One downside of this method is that it can’t be easily integrated with PyTorch’s launch utilities like torch.multiprocessing.spawn or torchrun. In case your code will depend on those utilities, you could need to copy a few of their logic manually. Moreover, some high-level frameworks (e.g., Lightning) may not expose control over process initialization, stopping the usage of binding via .
Here’s a sample Bash script that wraps our training script with NUMA pinning using :
#!/bin/bash
# Define GPU-to-NUMA mapping
GPU_LIST=(0 1 2 3 4 5 6 7)
GPU_TO_NUMA=(0 0 0 0 1 1 1 1)
NUM_GPUS=${#GPU_LIST[@]}
WORLD_SIZE=$NUM_GPUS
for i in "${!GPU_LIST[@]}"; do
GPU_ID=${GPU_LIST[$i]}
NUMA_NODE=${GPU_TO_NUMA[$i]}
LOCAL_RANK=$i
echo "Launch GPU $LOCAL_RANK on NUMA $NUMA_NODE" >&1
numactl --cpunodebind=$NUMA_NODE --membind=$NUMA_NODE
env
LOCAL_RANK=$LOCAL_RANK
WORLD_SIZE=$WORLD_SIZE
python train.py &
done
wait
Results:
The table below summarizes the outcomes of our experiments.
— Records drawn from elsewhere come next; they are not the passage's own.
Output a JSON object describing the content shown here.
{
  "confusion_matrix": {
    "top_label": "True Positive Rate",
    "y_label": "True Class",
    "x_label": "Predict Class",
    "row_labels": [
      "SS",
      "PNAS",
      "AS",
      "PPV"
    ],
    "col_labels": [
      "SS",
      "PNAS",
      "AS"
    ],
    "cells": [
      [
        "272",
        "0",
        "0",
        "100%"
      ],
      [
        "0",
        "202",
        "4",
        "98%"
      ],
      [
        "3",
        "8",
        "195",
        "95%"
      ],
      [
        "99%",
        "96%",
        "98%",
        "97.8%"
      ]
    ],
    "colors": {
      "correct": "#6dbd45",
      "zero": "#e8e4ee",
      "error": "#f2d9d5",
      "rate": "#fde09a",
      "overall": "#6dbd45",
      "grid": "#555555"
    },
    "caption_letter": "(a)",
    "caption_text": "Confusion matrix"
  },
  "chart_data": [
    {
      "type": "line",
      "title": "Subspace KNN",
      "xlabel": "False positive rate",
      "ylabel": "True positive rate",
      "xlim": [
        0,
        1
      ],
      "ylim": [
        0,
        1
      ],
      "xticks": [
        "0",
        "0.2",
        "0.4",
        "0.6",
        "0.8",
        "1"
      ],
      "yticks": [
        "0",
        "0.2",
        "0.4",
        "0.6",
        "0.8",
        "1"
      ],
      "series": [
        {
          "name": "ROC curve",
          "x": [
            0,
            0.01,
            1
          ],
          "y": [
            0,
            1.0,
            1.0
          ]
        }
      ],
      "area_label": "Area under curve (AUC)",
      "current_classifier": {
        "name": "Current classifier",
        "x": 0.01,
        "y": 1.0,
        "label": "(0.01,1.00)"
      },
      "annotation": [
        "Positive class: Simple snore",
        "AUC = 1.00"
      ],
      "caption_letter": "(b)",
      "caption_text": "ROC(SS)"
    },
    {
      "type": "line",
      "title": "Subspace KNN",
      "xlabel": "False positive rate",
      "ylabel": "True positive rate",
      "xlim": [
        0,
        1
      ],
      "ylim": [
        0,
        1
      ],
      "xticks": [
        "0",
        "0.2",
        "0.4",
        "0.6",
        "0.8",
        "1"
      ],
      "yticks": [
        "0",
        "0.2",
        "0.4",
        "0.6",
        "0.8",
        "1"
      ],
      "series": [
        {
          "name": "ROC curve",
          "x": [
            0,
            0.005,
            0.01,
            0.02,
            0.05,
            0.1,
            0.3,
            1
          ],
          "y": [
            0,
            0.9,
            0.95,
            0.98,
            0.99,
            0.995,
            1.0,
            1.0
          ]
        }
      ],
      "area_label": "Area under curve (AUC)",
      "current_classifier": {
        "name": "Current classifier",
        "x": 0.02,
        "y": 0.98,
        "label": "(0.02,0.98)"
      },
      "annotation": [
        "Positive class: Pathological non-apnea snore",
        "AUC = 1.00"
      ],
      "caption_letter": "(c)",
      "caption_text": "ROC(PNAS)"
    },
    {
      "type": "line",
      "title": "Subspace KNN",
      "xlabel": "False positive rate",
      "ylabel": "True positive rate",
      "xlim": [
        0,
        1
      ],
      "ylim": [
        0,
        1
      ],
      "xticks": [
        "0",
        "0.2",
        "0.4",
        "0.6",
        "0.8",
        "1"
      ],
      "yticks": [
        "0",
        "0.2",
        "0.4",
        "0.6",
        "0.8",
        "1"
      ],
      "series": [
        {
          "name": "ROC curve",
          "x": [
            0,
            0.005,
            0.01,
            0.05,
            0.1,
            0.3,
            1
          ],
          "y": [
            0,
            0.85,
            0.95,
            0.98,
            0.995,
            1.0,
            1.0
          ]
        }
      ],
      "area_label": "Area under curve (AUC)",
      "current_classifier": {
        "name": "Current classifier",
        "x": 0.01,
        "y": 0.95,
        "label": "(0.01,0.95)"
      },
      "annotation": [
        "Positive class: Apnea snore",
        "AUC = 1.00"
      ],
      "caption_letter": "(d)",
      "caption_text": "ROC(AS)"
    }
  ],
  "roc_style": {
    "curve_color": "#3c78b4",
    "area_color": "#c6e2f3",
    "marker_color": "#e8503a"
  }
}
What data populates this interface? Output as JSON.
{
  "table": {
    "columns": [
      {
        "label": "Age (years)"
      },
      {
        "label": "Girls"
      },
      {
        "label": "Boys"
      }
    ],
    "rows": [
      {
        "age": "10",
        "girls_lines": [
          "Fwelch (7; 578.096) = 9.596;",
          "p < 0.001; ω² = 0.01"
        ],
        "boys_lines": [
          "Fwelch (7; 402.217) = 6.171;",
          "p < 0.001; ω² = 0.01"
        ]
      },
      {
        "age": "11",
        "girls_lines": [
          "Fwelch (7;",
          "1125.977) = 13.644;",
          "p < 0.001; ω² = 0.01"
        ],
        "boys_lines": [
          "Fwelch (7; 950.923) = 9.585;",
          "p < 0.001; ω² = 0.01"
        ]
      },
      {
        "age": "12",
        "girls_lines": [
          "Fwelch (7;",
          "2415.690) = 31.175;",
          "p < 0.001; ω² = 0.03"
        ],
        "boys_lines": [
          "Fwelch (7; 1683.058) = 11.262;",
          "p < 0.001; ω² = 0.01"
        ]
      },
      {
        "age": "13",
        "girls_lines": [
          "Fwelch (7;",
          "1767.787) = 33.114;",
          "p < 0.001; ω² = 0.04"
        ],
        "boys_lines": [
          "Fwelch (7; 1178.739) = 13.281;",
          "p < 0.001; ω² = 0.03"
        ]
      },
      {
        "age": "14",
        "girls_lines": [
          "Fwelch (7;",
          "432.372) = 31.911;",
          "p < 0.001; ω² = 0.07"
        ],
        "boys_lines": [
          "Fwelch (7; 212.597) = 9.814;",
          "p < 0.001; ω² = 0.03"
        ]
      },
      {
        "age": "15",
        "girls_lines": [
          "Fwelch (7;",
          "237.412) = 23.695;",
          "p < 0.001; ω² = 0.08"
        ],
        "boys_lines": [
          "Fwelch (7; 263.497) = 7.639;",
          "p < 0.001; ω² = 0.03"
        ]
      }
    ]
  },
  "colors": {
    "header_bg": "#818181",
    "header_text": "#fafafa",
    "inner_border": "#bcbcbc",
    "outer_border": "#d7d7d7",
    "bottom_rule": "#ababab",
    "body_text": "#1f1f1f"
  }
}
On this toy example, the advantages of NUMA-aware training are clear. Nevertheless, as noted earlier, the actual impact can vary depending in your model architecture, data loading characteristics, and system configuration.
Summary
In our constant pursuit of AI/ML workload optimization, topology awareness — including NUMA node placement — is critical.
On this post, we continued our exploration of PyTorch model profiling and optimization by demonstrating how NUMA pinning can improve throughput performance. We hope you will see that this method useful in your individual AI/ML projects.
For more suggestions, tricks, and techniques for optimizing PyTorch model development, make sure you take a look at the opposite posts in this series.